Por HERMANN TERTSCH
El País Miércoles,
30.12.98
TRIBUNA
Todo el mundo está muy ocupado durante estas fechas tan
señaladas. Los más afortunados celebran las Navidades; los cooperantes ayudan
en Centroamérica; Bill Clinton bombardea a los iraquíes, siempre bombardeados
por Sadam Husein; los republicanos bombardean a Clinton; los europeos se
regocijan con la moneda única y los rusos redescubren su entusiasmo por los
pogromos contra los judíos como consuelo ante la depresión y la penuria que
padecen. Tan sólo Slobodan Milosevic parece tener tiempo de hacer varias cosas a
la vez. En los últimos meses ha aplicado algunas de las pocas medidas que aún
quedaban pendientes para hacer de Serbia un país nacionalsocialista de manual.
Y de paso se ha permitido molestar un poco durante las Navidades católicas con
una pequeña ofensiva en Kosovo, eso sí, con armas pesadas para dejar claro que
violaba todas las condiciones del alto el fuego impuesto en octubre, como si
necesitara demostrar de vez en cuando su capacidad de tomar el pelo a la
comunidad internacional.
En enero, durante las Navidades ortodoxas, posiblemente
lance otra ofensiva contra unos cuantos pueblos albaneses, mate a unos cuantos
civiles o "terroristas", destruya más casas y desplace a más gente,
esta vez como celebración de fecha tan señalada.
Pero con ser triste que el último sátrapa de los Balcanes se
ría impunemente una y otra vez de la comunidad internacional, esto ya no
resulta ninguna novedad y a nadie puede sorprender. Bastante más significativo
es lo que está sucediendo en Serbia ante la indiferencia exterior y la
impotencia de los divididos, aislados e intimidados sectores democráticos que
aún quedan en aquella maltratada sociedad.
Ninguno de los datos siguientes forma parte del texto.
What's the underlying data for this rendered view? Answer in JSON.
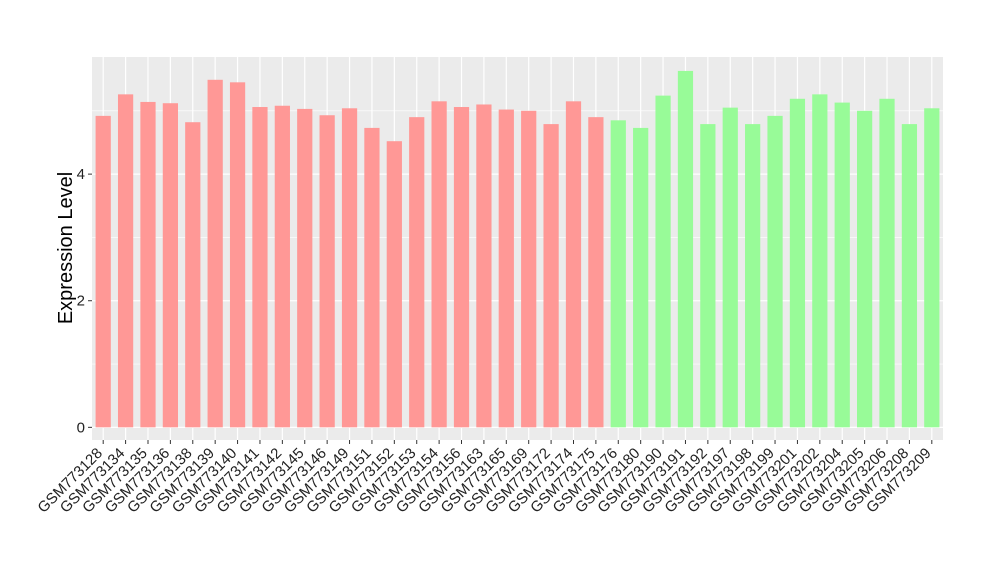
{
  "chart_data": {
    "type": "bar",
    "xlabel": "",
    "ylabel": "Expression Level",
    "ylim": [
      -0.2,
      5.85
    ],
    "yticks": [
      0,
      2,
      4
    ],
    "grid": true,
    "legend": "none",
    "categories": [
      "GSM773128",
      "GSM773134",
      "GSM773135",
      "GSM773136",
      "GSM773138",
      "GSM773139",
      "GSM773140",
      "GSM773141",
      "GSM773142",
      "GSM773145",
      "GSM773146",
      "GSM773149",
      "GSM773151",
      "GSM773152",
      "GSM773153",
      "GSM773154",
      "GSM773156",
      "GSM773163",
      "GSM773165",
      "GSM773169",
      "GSM773172",
      "GSM773174",
      "GSM773175",
      "GSM773176",
      "GSM773180",
      "GSM773190",
      "GSM773191",
      "GSM773192",
      "GSM773197",
      "GSM773198",
      "GSM773199",
      "GSM773201",
      "GSM773202",
      "GSM773204",
      "GSM773205",
      "GSM773206",
      "GSM773208",
      "GSM773209"
    ],
    "values": [
      4.92,
      5.26,
      5.14,
      5.12,
      4.82,
      5.49,
      5.45,
      5.06,
      5.08,
      5.03,
      4.93,
      5.04,
      4.73,
      4.52,
      4.9,
      5.15,
      5.06,
      5.1,
      5.02,
      5.0,
      4.79,
      5.15,
      4.9,
      4.85,
      4.73,
      5.24,
      5.63,
      4.79,
      5.05,
      4.79,
      4.92,
      5.19,
      5.26,
      5.13,
      5.0,
      5.19,
      4.79,
      5.04
    ],
    "group_colors": [
      "#ff9896",
      "#ff9896",
      "#ff9896",
      "#ff9896",
      "#ff9896",
      "#ff9896",
      "#ff9896",
      "#ff9896",
      "#ff9896",
      "#ff9896",
      "#ff9896",
      "#ff9896",
      "#ff9896",
      "#ff9896",
      "#ff9896",
      "#ff9896",
      "#ff9896",
      "#ff9896",
      "#ff9896",
      "#ff9896",
      "#ff9896",
      "#ff9896",
      "#ff9896",
      "#98fb98",
      "#98fb98",
      "#98fb98",
      "#98fb98",
      "#98fb98",
      "#98fb98",
      "#98fb98",
      "#98fb98",
      "#98fb98",
      "#98fb98",
      "#98fb98",
      "#98fb98",
      "#98fb98",
      "#98fb98",
      "#98fb98"
    ],
    "panel_background": "#ebebeb",
    "grid_color": "#ffffff"
  }
}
Milosevic parece haber concluido que no necesita ya las
caretas a las que ha recurrido durante los últimos años. Si en 1989 utilizó a
Kosovo para iniciar su ofensiva de conquista de la hegemonía étnica en
Yugoslavia que llevó a la destrucción de aquel Estado federal, ahora utiliza la
guerra en la provincia de mayoría albanesa para imponer en la práctica un
permanente estado de sitio a la población serbia.
Los escasos periódicos independientes han sido clausurados.
La universidad, último bastión de cierta resistencia y pensamiento europeísta y
democrático, ha sido tomada por los comisarios de esa perfecta simbiosis de
fascismo, ultranacionalismo y paleocomunismo que Milosevic ha logrado anclar
firmemente en el poder.
Y finalmente, se ha sentido lo suficientemente fuerte como
para dar el golpe de gracia al único estamento del que aún podía temer algo que
es el Ejército. Desde hace una década viene armando a la milicia con armas
pesadas y haciendo de ella un Ejército propio al estilo de la guardia
republicana iraquí, en la que prima la lealtad a su persona. Ahora ha
decapitado al Ejército regular de los mandos que pudieran interpretar por sí
mismos los intereses nacionales y considerarlos no idénticos, o incluso
opuestos, a los intereses del gran líder.
En Washington han llegado recientemente a la gran conclusión
de que Milosevic es el problema en los Balcanes. ¡Bendita perspicacia la suya!
Pero la Administración norteamericana tiene hoy otros problemas que considera
mayores. Y los europeos no parecen ver otro remedio que adaptarse a convivir en
el continente con un régimen nazi.
Pero tener por inquilino a un criminal vocacional suele ser
peligroso, aunque se le tenga encerrado en el cuarto de los trastos. A la
mínima se escapa y suele causar muy graves disgustos.